The Lewis project, located about 25 km (15.5 miles) northeast of Fort McMurray in northern Alberta, will be developed in stages and produce for an estimated 25-40 years.
Suncor said it has not yet formally sanctioned the project, but if it goes ahead, construction could begin in 2024, with first steam being pumped into the reservoir to liquefy and extract tarry bitumen in 2027.
The Calgary, Alberta-based company also said it is exploring new technologies to develop the Lewis resource, such as using solvents or electromagnetic heating instead of steam for bitumen extraction.
Chris Cox, an analyst with Raymond James in Calgary, said Lewis fits in with Suncor's strategy of modular growth in the oil sands, and would be very similar to its recently approved 80 Mbbl/d Meadow Creek East project.
"Long-term growth is predicated on almost doing a manufacturing process in [thermal] projects with standardized plant designs," Cox said.
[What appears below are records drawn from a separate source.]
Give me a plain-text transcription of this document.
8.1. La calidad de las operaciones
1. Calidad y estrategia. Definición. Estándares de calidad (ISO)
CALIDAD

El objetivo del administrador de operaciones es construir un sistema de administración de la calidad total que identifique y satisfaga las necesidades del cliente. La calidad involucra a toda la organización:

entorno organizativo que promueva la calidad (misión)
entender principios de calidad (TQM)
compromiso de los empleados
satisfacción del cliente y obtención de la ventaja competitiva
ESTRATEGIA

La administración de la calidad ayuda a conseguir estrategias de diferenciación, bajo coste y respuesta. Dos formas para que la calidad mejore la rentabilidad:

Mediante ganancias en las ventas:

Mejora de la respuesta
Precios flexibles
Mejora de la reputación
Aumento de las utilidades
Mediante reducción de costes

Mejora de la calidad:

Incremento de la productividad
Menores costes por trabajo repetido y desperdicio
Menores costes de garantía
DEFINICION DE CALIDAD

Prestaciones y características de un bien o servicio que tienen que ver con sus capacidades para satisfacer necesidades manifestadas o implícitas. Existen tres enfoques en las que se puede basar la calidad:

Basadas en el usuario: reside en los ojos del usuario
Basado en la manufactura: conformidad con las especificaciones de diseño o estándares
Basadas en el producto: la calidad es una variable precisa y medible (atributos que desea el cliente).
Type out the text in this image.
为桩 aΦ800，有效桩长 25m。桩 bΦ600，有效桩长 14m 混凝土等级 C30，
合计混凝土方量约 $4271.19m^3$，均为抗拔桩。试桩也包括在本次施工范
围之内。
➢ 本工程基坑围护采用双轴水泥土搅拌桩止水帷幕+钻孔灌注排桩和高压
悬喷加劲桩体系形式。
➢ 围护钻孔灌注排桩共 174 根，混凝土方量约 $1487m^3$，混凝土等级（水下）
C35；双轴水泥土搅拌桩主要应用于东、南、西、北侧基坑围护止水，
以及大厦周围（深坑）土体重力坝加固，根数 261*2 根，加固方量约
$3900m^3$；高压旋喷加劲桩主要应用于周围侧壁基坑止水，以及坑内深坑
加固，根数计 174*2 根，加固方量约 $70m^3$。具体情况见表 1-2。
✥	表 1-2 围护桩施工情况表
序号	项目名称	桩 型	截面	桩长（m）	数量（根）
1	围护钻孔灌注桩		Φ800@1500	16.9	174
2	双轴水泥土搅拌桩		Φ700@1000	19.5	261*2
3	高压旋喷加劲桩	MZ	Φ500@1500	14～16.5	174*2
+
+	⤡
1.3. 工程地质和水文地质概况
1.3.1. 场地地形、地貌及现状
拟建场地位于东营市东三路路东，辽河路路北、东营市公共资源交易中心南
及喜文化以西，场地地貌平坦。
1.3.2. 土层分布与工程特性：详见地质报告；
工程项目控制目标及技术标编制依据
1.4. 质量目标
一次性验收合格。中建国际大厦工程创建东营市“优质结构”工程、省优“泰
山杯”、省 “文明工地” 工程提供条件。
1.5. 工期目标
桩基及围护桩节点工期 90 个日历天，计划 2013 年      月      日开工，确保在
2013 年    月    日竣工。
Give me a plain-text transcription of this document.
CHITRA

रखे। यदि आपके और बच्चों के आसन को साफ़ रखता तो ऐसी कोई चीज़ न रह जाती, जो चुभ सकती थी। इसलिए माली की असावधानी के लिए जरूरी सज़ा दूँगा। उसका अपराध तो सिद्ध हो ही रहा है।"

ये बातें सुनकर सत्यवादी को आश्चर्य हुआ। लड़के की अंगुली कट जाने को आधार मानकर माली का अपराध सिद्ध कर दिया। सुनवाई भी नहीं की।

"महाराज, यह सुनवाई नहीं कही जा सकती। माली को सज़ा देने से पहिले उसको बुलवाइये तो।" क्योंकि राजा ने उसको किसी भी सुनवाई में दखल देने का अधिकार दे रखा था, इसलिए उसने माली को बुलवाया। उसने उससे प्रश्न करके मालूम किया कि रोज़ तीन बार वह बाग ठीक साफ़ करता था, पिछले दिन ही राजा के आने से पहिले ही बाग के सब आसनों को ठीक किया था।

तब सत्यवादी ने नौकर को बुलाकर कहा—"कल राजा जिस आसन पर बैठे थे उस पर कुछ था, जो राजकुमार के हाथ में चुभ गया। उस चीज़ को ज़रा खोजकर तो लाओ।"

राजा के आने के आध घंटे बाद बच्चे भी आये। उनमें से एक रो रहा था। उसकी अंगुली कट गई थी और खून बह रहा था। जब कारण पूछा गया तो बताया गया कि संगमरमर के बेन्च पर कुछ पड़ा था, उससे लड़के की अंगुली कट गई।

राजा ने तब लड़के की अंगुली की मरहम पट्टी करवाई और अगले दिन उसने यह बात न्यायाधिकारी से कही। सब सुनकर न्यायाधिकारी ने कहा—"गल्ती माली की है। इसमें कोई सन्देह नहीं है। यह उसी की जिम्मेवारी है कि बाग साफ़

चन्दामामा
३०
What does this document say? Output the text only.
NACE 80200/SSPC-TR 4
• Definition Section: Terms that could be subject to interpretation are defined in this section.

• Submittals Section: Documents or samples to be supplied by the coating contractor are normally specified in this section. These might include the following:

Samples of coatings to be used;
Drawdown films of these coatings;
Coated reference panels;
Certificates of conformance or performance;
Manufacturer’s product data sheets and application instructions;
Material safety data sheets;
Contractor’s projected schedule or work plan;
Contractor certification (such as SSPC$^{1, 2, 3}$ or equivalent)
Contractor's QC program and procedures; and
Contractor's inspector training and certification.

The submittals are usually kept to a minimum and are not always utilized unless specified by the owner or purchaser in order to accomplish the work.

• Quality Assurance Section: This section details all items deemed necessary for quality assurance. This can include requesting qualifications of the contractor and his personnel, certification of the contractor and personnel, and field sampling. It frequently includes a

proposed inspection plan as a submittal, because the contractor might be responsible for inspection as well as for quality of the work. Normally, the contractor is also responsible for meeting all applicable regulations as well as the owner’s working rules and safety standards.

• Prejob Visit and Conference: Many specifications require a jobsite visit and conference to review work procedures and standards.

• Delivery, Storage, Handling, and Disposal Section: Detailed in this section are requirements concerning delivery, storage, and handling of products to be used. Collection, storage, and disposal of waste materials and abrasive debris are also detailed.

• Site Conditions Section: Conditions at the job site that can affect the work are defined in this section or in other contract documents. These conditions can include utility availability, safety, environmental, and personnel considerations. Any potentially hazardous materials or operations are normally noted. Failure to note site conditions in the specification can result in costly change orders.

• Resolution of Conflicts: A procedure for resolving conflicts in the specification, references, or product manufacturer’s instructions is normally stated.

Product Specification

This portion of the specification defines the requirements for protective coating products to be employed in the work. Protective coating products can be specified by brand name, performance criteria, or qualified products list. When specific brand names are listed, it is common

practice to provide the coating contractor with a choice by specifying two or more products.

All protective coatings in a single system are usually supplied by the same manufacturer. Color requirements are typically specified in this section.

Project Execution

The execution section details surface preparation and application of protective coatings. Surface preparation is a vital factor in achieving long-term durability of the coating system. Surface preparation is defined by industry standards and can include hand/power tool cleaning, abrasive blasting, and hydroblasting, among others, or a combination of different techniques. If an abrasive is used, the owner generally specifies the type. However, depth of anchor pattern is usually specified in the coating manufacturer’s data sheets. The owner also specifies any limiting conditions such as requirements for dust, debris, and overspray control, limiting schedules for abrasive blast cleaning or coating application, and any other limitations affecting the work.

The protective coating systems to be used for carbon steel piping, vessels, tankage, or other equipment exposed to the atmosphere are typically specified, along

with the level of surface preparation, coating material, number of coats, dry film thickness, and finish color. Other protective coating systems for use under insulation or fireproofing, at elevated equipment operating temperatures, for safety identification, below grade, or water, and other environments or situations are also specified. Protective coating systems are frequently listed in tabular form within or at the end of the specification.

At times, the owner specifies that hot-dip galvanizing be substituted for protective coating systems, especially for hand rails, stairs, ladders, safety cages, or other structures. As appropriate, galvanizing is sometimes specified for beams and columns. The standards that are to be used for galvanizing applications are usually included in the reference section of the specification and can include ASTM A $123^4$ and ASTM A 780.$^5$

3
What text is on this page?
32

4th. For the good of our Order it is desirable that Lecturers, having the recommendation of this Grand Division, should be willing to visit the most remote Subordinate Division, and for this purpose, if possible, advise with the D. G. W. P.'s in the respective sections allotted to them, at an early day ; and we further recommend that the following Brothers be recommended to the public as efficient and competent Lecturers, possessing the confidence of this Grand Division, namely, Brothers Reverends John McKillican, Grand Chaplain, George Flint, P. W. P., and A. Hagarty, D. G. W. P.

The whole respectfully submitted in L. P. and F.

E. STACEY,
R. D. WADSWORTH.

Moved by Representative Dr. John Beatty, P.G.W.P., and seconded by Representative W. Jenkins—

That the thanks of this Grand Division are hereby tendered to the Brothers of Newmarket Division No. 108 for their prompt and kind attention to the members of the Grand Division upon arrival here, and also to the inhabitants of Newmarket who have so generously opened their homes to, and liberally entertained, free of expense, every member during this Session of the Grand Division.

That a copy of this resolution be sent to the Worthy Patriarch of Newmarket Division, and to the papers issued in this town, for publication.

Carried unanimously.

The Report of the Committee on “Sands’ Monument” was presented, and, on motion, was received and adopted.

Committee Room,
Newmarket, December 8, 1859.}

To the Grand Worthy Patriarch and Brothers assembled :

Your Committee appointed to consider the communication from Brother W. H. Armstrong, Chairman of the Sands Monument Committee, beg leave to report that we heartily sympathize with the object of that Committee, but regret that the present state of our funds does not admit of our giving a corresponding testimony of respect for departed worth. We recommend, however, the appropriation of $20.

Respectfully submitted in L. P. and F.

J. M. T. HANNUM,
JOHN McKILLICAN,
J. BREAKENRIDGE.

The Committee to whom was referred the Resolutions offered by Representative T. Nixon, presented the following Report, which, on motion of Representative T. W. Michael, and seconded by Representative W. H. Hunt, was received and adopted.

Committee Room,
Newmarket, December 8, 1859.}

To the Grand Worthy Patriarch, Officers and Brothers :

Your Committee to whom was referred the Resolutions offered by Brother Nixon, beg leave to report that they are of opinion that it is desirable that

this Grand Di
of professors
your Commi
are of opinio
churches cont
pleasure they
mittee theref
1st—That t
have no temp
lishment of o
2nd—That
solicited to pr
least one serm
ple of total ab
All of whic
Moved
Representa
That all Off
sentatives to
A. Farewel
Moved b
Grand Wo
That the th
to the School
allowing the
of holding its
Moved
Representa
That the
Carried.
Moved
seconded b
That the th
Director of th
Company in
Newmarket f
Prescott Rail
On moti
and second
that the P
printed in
Canada's oil sands are home to the world's third-largest crude reserves but also carry some of the world's highest operating costs due to their remote location and energy-intensive production methods.
The region was hard-hit by the global oil price crash that started in mid-2014, with several producers deferring or canceling about 20 oil sands projects.
Since then however, companies have reduced costs by about 30%, making some plants viable even with oil prices hovering around $50/bbl.
Meadow Creek East, also in northern Alberta, received regulatory approval in March. Other companies, such as Cenovus Energy and Canadian Natural Resources Ltd., have restarted deferred projects in recent months.
Company spokeswoman Erin Rees said Suncor anticipates applying for regulatory approval on its 40 Mbbl/d Meadow Creek West thermal project later this year.